Pack Your Bags!

Thanks Google Image for photo

When I was about six, I had a jewelry box I loved dearly. It was white on the outside and had turquoise blue satin inside. When opened, a ballerina would gracefully twirl in a circle to the tune of Around the World in Eighty Days. I’d rewind the key and open that magical box just to watch in awe while I imagined traveling the world! While I’ve yet to travel the world in one trip, I’ve traveled to twelve countries, many of them three and four times, and many of them independently, carrying everything in my backpack; staying at hostels.

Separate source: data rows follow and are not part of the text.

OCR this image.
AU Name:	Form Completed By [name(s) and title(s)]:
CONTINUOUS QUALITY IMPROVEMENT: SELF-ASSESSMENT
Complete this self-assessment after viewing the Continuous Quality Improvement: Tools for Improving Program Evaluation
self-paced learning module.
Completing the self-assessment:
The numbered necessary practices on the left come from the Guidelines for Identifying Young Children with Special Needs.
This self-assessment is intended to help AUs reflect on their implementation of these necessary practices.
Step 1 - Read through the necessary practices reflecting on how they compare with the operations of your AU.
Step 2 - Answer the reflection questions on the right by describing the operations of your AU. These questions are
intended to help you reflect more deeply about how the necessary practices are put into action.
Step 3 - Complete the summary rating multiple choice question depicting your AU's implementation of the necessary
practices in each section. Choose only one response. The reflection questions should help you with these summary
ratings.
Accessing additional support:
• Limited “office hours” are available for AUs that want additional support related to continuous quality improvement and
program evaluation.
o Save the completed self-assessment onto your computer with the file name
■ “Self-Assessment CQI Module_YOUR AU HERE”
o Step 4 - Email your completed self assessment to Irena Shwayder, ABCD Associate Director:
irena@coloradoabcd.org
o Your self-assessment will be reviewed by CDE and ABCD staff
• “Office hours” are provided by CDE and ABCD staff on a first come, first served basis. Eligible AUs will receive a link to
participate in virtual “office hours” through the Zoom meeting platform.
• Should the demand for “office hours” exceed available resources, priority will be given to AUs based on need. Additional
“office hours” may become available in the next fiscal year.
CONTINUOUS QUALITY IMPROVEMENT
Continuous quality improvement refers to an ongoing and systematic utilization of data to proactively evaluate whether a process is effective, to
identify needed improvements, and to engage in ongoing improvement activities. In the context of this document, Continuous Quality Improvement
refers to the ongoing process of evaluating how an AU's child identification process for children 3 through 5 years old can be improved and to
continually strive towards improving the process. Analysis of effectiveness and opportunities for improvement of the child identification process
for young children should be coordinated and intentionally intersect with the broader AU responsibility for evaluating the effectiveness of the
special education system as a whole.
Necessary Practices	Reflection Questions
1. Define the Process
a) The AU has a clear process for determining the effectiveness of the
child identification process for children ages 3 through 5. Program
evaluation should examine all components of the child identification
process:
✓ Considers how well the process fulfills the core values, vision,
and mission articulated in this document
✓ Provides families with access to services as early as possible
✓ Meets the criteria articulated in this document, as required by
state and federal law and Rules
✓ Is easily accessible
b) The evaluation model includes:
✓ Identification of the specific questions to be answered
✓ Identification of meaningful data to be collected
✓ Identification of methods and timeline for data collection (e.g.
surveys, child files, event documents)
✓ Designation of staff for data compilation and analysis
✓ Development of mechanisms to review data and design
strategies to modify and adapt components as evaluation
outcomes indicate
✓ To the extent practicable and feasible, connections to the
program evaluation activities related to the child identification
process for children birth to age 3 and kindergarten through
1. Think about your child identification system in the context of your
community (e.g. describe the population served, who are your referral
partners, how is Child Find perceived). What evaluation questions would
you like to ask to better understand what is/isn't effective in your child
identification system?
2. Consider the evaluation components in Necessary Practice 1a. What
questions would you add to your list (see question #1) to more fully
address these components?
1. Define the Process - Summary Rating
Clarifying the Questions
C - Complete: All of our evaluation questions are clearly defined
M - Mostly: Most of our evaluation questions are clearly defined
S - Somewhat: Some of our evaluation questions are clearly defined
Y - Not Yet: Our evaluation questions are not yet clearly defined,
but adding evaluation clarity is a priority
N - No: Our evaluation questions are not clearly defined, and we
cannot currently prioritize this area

Have you ever wanted to travel around the world? If it sounds like your idea of fun, here are some further questions to ask yourself:

In general, where do you want to go? Some parts of the world are less expensive to visit than others. How long do you want be gone? Three months? Six? A year? What sort of money do you need saved before beginning the trip? When do you want to travel?

Be realistic. You cannot travel Europe on $10 a day if you expect to ride a train now and then, or eat every day. (This may also depend on your age. When I was in my late 20’s I was quite happy to munch my way through a fabulous loaf of bread and a jar of mustard in Norway.) You’ll need to save money before leaving on the trip. If you plan a year away, can you save $18,250? (Fifty dollars a day.) You won’t spend $50 a day, but somedays you’ll travel, splurge on a meal or do something that will cost you more. Are you willing to travel alone if your partner or friend backs out? Twice I’ve had friends say they wanted to go with me on a trip. Both times, these individuals didn’t have their finances in order when it came time to buy the airline tickets. Both times, I went without them. I traveled alone and loved it! Don’t let someone else’s saying, “I can’t. I didn’t save” stop your adventure. Just bring your common sense with you. Now days people bring phones, text, email and blog during their trips. This could be fun—or a ball and chain. Think it through before the trip. I tell people I’m not sending postcards. That way if they get one, they’re surprised, and I’m not obligated to write everyone, taking my time and money. You can show a “Slide Show” of your best photos when you return.

When your priorities are clear, your decisions are easy. Daily, focus on your goal. Ask yourself, “Is this purchase or activity more important than one day on the trip?” These daily decisions will increase your savings with minimal effort. They become the difference between taking your trip—or not. They may include trimming back on things like cable (go to the library for movies on DVD, and while  you’re there, check out the travel books and DVDs. It’s a great way to get an idea of where to go if you don’t have an idea yet.) Other decisions toward saving include scaling back on hair and nail salon visits, or coffee, beer or wine purchases. It’s not about not having any of it. It’s about being conscious when you spend and save money. You may invite friends over for a pot luck, and B.Y.O.B. Let them know it’ll be a simple, but fun evening of friendship.

You always have options. You can sell your belongings before your trip. I did this once. For one of my year-and-a-half trips to New Zealand, I sold my car and furniture, and gave a lot away. What I had left fit in a closet at my mom’s.

There’s a good website by a couple who’s currently traveling the world together. If the idea of this excites you, check it out: Married with Luggage

It’s been said that anticipating an event (even Fridays) is a key element to happiness.Get out the globe, map, atlas, or get on line and start to take action on your dreams. Happy planning!